I kind of felt this way when I got to the reveal too. It felt really out of left field, but in retrospect there is a TON of foreshadowing for this (see: a bunch of Reiner / Bert / Annie's dialogue during the parts the anime is currently covering, some of the events that happen when Titan!Annie is doing her thing, etc.), so much so that people figured out who they were months before the reveal. So although it seems kind of like an asspull it's definitely not. As for the method of the reveal, it makes sense given the context. Reiner's been shown to be cracking under pressure and is now wounded: he'll heal far too quickly from it and people will suspect him, so he is now under a time crunch. He also assumes (incorrectly) that Eren would initially be sympathetic to them, so why attack a potential ally? There's also the visual angle of the reveal: we're supposed to relate to Mikasa in a "what the fuck did I just hear?" sort of way. So while I'm not too fond of how it was revealed I think the way it was delivered was just fine.

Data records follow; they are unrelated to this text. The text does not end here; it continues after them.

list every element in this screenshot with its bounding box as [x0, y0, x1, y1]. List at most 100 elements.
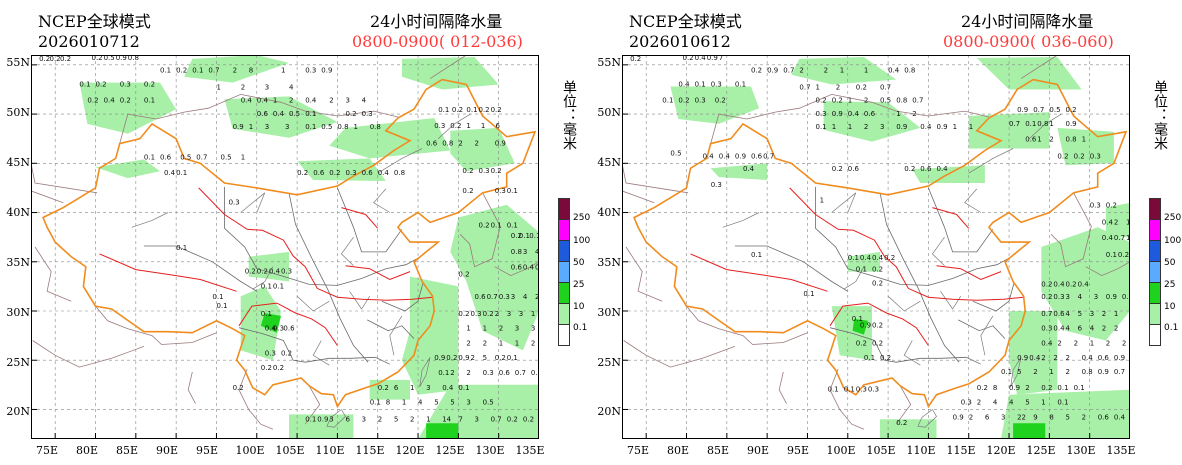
precip-value: 0.1 — [1057, 399, 1068, 407]
province-border — [879, 192, 960, 363]
precip-value: 0.2 — [1118, 251, 1129, 259]
river-line — [341, 207, 379, 229]
precip-map[interactable]: 0.2 0.2 0.2 0.2 0.5 0.9 0.8 0.1 0.2 0.1 0.7 2 8 1 0.3 0… — [31, 55, 539, 439]
legend-label: 10 — [1164, 302, 1176, 312]
rain-area-moderate — [852, 318, 868, 335]
precip-value: 0.1 — [466, 106, 477, 114]
precip-value: 1 — [273, 96, 277, 104]
precip-value: 3 — [1090, 310, 1094, 318]
neighbour-border — [710, 93, 989, 144]
precip-value: 2 — [241, 84, 245, 92]
precip-value: 2 — [378, 415, 382, 423]
precip-value: 0.2 — [479, 221, 490, 229]
precip-value: 4 — [1066, 310, 1071, 318]
precip-value: 0.7 — [1122, 293, 1130, 301]
precip-value: 3 — [426, 384, 430, 392]
precip-value: 2 — [450, 369, 454, 377]
precip-value: 3 — [1094, 293, 1098, 301]
precip-value: 0.4 — [719, 152, 731, 160]
precip-value: 0.3 — [471, 310, 482, 318]
precip-value: 0.4 — [678, 81, 690, 89]
unit-label: 单位：毫米 — [561, 80, 577, 150]
legend-swatch — [558, 219, 570, 240]
legend-label: 10 — [573, 302, 585, 312]
region-border — [373, 188, 390, 213]
rain-area-light — [880, 419, 937, 439]
precip-value: 0.5 — [180, 153, 191, 161]
neighbour-border — [778, 371, 787, 404]
precip-value: 4 — [418, 399, 423, 407]
precip-value: 0.9 — [896, 123, 907, 131]
neighbour-border — [119, 93, 398, 144]
precip-value: 0.8 — [904, 67, 915, 75]
precip-value: 2 — [531, 340, 535, 348]
precip-value: 1 — [1082, 136, 1086, 144]
precip-value: 2 — [1102, 310, 1106, 318]
precip-value: 0.9 — [735, 152, 746, 160]
lon-label: 125E — [1026, 444, 1056, 457]
precip-value: 1 — [281, 67, 285, 75]
precip-value: 14 — [442, 415, 451, 423]
precip-value: 0.6 — [362, 169, 374, 177]
lat-label: 25N — [597, 356, 621, 369]
precip-value: 6 — [496, 122, 501, 130]
precip-value: 2 — [499, 325, 503, 333]
panel-right: NCEP全球模式 2026010612 24小时间隔降水量 0800-0900(… — [591, 0, 1182, 465]
region-border — [1010, 357, 1022, 387]
legend-label: 250 — [1164, 213, 1182, 223]
region-border — [940, 291, 961, 310]
forecast-period: 0800-0900( 036-060) — [943, 32, 1114, 51]
precip-value: 0.5 — [289, 110, 300, 118]
region-border — [326, 409, 346, 428]
precip-value: 0.9 — [707, 55, 718, 62]
precip-value: 0.2 — [96, 81, 107, 89]
province-border — [143, 245, 258, 292]
precip-value: 2 — [1066, 354, 1070, 362]
precip-value: 7 — [719, 55, 723, 62]
precip-value: 0.6 — [1025, 136, 1037, 144]
precip-map[interactable]: 0.2 0.2 0.4 0.9 7 0.2 0.9 0.7 2 2 1 1 0.4 0.8 0.4 0.1 0.… — [622, 55, 1130, 439]
precip-value: 5 — [1017, 368, 1021, 376]
precip-value: 0.3 — [229, 199, 240, 207]
precip-value: 0.3 — [711, 81, 722, 89]
rain-area-light — [329, 118, 451, 159]
precip-value: 0.2 — [872, 322, 883, 330]
precip-value: 0.4 — [1029, 354, 1041, 362]
neighbour-border — [459, 192, 501, 268]
precip-value: 0.1 — [507, 354, 518, 362]
precip-value: 0.2 — [297, 169, 308, 177]
precip-value: 1 — [840, 67, 844, 75]
precip-value: 1 — [466, 122, 470, 130]
precip-value: 0.1 — [751, 251, 762, 259]
rain-area-light — [791, 57, 897, 85]
precip-value: 0.6 — [1053, 310, 1065, 318]
lon-label: 135E — [1106, 444, 1136, 457]
precip-value: 6 — [394, 384, 399, 392]
precip-value: 0.8 — [442, 140, 453, 148]
map-frame — [622, 55, 1130, 439]
province-border — [829, 327, 981, 365]
precip-value: 0.2 — [896, 419, 907, 427]
precip-value: 4 — [1009, 399, 1014, 407]
precip-value: 5 — [483, 354, 487, 362]
lon-label: 90E — [155, 444, 179, 457]
precip-value: 2 — [1049, 136, 1053, 144]
precip-value: 1 — [969, 123, 973, 131]
precip-value: 0.2 — [1066, 280, 1077, 288]
precip-value: 0.1 — [305, 123, 316, 131]
precip-value: 0.4 — [1102, 234, 1114, 242]
precip-value: 0.1 — [273, 282, 284, 290]
precip-value: 0.6 — [160, 153, 172, 161]
precip-value: 0.7 — [763, 152, 774, 160]
lon-label: 110E — [906, 444, 936, 457]
precip-value: 0.1 — [305, 110, 316, 118]
neighbour-border — [622, 190, 655, 204]
precip-value: 0.1 — [856, 266, 867, 274]
precip-value: 0.2 — [683, 55, 694, 62]
neighbour-border — [686, 305, 808, 345]
precip-value: 1 — [499, 340, 503, 348]
region-border — [843, 266, 865, 290]
lon-label: 100E — [826, 444, 856, 457]
rain-area-light — [240, 286, 281, 361]
neighbour-border — [429, 55, 467, 79]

As for everyone is titans: Yeah, I can see where people are coming from on this. Moments like the ending of episode four just aren't going to feel the same coming from Eren anymore; before he was this one guy ballsy enough to take on a monster taller than the world he's lived in his entire life, which is incredibly badass. Moments like these are going to have to come from the non-titan characters now, and those actions won't feel the same because they aren't the main character and don't have the relationship he has with the viewers.

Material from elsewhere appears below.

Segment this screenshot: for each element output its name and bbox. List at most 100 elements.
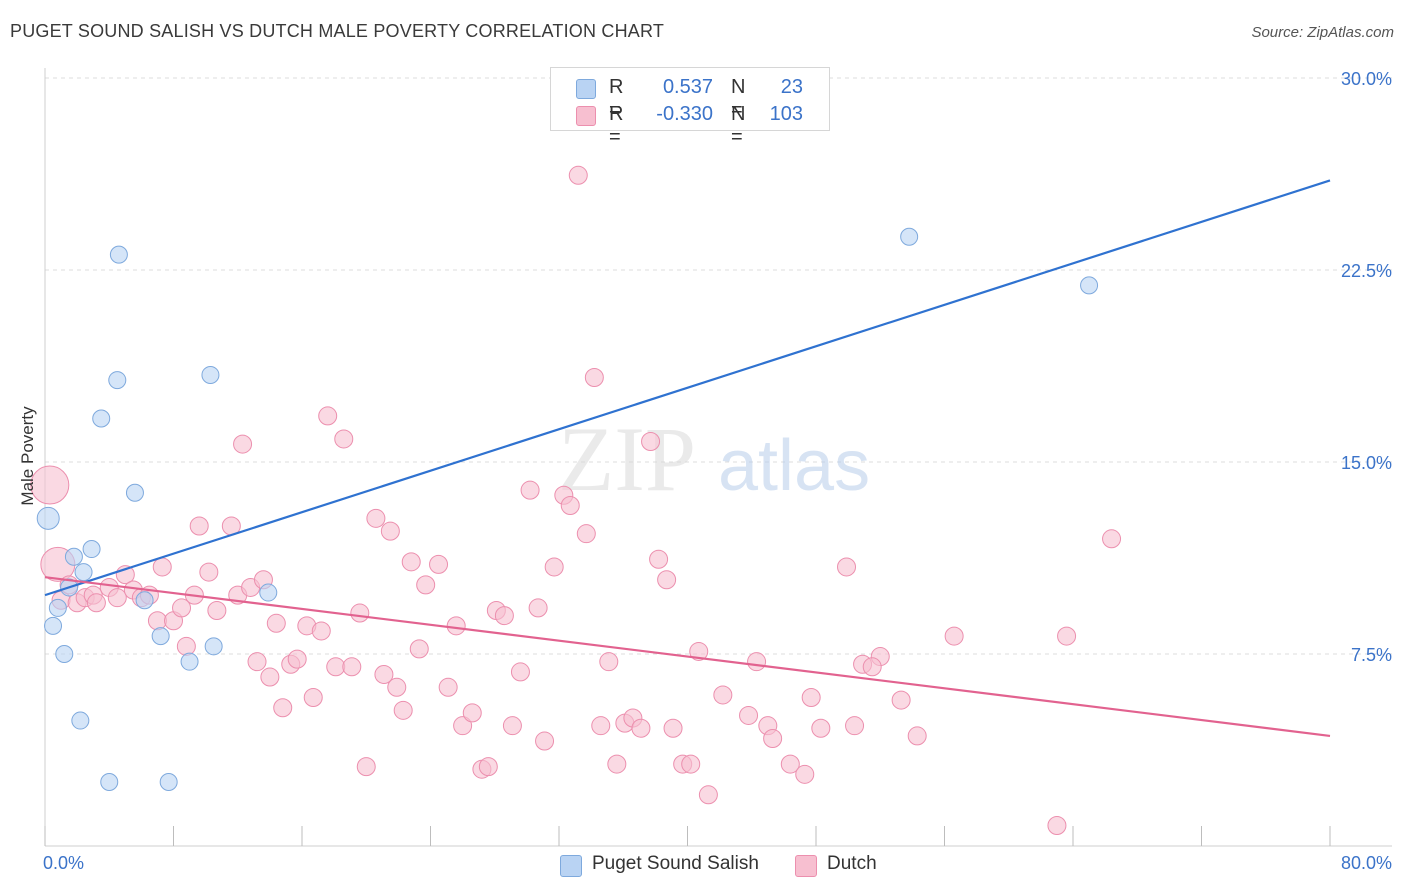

However, I think humans -> titans is (mostly) necessary for the progression of the story. Without this ability I don't really see any way that the story doesn't end with human extinction given their circumstances, and without any opponents of the same caliber for Titan!Eren to fight, all his fights will boil down to "Eren stomps on about a hundred titans and then retreats", which gets boring really fast. He needs opponents on the scale of the Colossal Titan / Armored Titan, etc, and we need those opponents to have personality and motivations or it's little better than curbstomping a bunch of 3m-classes. Those titans having human sides makes this much easier. It also makes characters like Monkey Trouble, who have no confirmed human alter ego, more sinister because we have no idea what the fuck he plans to do since even the opposing human-titans are scared shitless of him. And on the survival-horror aspect, titan double-agents REALLY makes humanity seem fucked. So while I miss moments like the end of episode four, I think it was a necessary sacrifice for the progression of the story.